09 Aralık 2025 - Salı
Almadan Vermek Allah’a Mahsustur
Almadan Vermek Allah’a Mahsustur
Yazar - Dr. Ramazan Canural
Okuma Süresi: 4 dk.
81 okunma

Dr. Ramazan Canural
-Bu millet 80’li yıllardan beri kötü bir alışkanlık edindi: Kendimizi hiç sıkmadan hep kazansak!
5 liralık emek harcayıp 10 kazansak 15 kazansak! Kolay yönden şöyle bir köşeyi dönüversek!
Bugün Türkiye’de 17 milyon emekli, milyonlarca memur ve kamu işçisi var. Yani devletten maaş alan devasa bir kesim yaşıyor. Hâl böyle olunca, hükümetlerin en sancılı alanı da her zaman maaşlar ve sosyal güvenlik oluyor.
Son yıllarda emeklilere verilen düşük ücretler, iktidara, bu geniş kesimde ciddi bir prestij kaybettirdi.
Peki ya asgari ücret?
Yıllardır, ben daha bunu beğeneni hiç görmedim.
Haa bir de…kırk yıldır her seçim döneminde “asgari ücretten vergiyi kaldıracağız !” denir, ama bu gerçekleşmezdi.
Bunu yapan yine Erdoğan Hükümeti oldu. Bunu da teslim etmek gerek.
Bir başka gerçeğimiz daha var: Bu ülkede 38–40 yaşında emekli olunan dönemleri çok gördük.
Avrupa 65 yaş emeklilik için “erken” tartışması yaparken, biz milyonları 40’larında emekli ettik.
Son EYT ile 2,2 milyon kişi yine genç yaşta emekliler kervanına katıldı. Akıl tutulması gibi bir şey…
Bir de, bizde hiç bitmeyen bir kavga vardır: Milletvekili maaşları! Meclis’teki her zam kararından sonra aylarca bu tartışılır. Bana sorarsanız Türkiye standartlarına göre vekil maaşları yüksektir. Yüksek olmasına yüksektir de, asıl sorun belki bu değildir.
Asıl sorun emekli milletvekili maaşlarıdır. Gereksiz, ölçüsüz, toplumsal adalete tamamen ters bir yük.
Üstelik 600 milletvekili var ama, emekli olanlar herhalde bunun 5-10 katıdır.
Devlet yönetmek zor iştir.
Özellikle demokrasilerde…
Her kesimden şikâyet sesleri yükselir.
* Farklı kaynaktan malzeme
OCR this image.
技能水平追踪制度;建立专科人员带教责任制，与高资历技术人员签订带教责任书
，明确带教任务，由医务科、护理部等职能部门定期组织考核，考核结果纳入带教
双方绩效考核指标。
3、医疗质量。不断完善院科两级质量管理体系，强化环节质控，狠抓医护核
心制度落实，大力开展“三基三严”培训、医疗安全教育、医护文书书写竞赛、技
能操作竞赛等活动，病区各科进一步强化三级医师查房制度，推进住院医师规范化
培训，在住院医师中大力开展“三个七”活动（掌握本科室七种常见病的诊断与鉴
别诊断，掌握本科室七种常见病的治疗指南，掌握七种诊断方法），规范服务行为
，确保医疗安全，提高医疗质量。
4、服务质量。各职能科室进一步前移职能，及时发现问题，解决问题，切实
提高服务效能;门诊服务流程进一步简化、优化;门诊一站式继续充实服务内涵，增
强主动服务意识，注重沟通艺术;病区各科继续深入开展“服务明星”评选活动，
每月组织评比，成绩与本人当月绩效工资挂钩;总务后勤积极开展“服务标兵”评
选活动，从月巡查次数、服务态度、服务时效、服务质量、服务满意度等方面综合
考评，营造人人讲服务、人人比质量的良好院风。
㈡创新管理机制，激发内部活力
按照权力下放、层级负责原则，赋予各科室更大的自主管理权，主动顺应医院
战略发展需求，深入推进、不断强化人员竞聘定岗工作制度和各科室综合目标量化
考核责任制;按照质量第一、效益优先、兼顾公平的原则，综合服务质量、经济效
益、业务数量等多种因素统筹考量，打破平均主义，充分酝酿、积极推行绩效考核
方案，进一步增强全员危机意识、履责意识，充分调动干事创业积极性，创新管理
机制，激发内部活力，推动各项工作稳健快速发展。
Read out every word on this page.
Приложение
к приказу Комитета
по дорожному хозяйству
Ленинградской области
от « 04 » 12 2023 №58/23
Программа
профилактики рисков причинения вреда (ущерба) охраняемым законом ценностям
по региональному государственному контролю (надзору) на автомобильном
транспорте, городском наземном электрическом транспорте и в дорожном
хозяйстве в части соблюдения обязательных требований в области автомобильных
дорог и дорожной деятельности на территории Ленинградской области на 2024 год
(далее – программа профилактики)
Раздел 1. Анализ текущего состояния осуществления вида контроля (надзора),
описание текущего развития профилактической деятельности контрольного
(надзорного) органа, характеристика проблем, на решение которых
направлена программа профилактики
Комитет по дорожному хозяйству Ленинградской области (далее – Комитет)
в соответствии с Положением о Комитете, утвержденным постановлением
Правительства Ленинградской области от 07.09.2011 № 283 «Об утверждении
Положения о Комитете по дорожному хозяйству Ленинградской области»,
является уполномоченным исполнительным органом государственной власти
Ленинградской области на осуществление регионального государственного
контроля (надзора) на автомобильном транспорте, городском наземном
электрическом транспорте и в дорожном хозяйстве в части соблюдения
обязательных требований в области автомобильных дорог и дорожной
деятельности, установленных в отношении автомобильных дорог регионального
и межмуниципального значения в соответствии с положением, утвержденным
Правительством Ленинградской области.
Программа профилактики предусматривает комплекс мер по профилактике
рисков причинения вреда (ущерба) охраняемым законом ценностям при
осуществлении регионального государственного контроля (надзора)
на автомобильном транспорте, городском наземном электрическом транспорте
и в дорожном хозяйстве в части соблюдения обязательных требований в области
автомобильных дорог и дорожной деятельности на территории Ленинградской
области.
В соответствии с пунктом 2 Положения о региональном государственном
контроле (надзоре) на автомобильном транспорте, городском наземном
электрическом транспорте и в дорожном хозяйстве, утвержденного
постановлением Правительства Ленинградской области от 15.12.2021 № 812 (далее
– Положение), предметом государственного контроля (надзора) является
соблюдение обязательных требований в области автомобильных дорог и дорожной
Bir yandan çalışanlara ve emeklilere maaş ödeyeceksin, bir yandan eğitim, sağlık, savunma, adalet, altyapı giderlerini karşılayacaksın.
Eee tabii, bir de, yeni yatırımlara kaynak ayıracaksın. Bütün bu işleri dengede tutmak için para lazım.
Para nereden gelir?
Elbette vergilerden.
Peki vergiyi toplamak kolay mı?
Eğer adil bir sistem kuramamışsanız, hiç de kolay değildir.
Türkiye’de vergi gelirlerinin hâlâ %70’i dolaylı vergilerden oluşmakta: KDV, ÖTV… Yani fakiri de zengini de aynı oranda vuran bir vergi türü. Oysa adaletli olan dolaysız vergidir.
Kazananın kazancı kadar vergi vermesi.
Bizde dolaysız vergilerin payı %30. OECD ve Avrupa Birliği ortalaması ise %70.
Aradaki makasa bakın!
Adamlar sistemi kurmuş; biz ise maalesef!
Peki neden hâlâ adil ve kalıcı bir vergi reformu yapamadık?
Asıl cevaplanması gereken soru budur.
Gelelim en çarpıcı noktaya:
Vergilerin toplam milli gelire (GSYH) oranı Avrupa Birliği’nde ortalama %40. Bizde %23,5.
Bir kıyas yapalım:
FRANSA:Vergi / GSYH oranı %45
Bu ülkede:
Terör yok…
Asker sayısı 300 bin — (Bizdekinin yarısından az).
Bizde olduğu gibi; ülkenin etrafında terör ve savaş kazanı kaynamıyor.
Bizim gibi, şehirleri 100 milyar dolar zarara uğratan bir deprem felaketi de yaşanmamış.
TÜRKİYE : Vergi / GSYH oranı %23,5. Terörle mücadele, trilyonlarca dolarımızı ve 50 yılımızı yedi.
Büyük bir ordu besliyoruz
“Asrın felaketi” yaraları hâlâ sarılmaya çalışılıyor.
Komşularımızdaki kaos ve kargaşaya karşı daima uyanık ve teyakkuzda olmak zorundayız.
Peki sonuç?
Biz Avrupa Birliği’ ne göre;
Daha çok yük taşıyoruz ama daha az vergi toplayabiliyoruz.
Daha az vergi topluyoruz ama daha çok harcama yapıyoruz.
İşte Türkiye ekonomisinin temel çelişkisi de burada yatıyor. .
Oysa…
Almadan vermek, sadece, Allah’a mahsustur.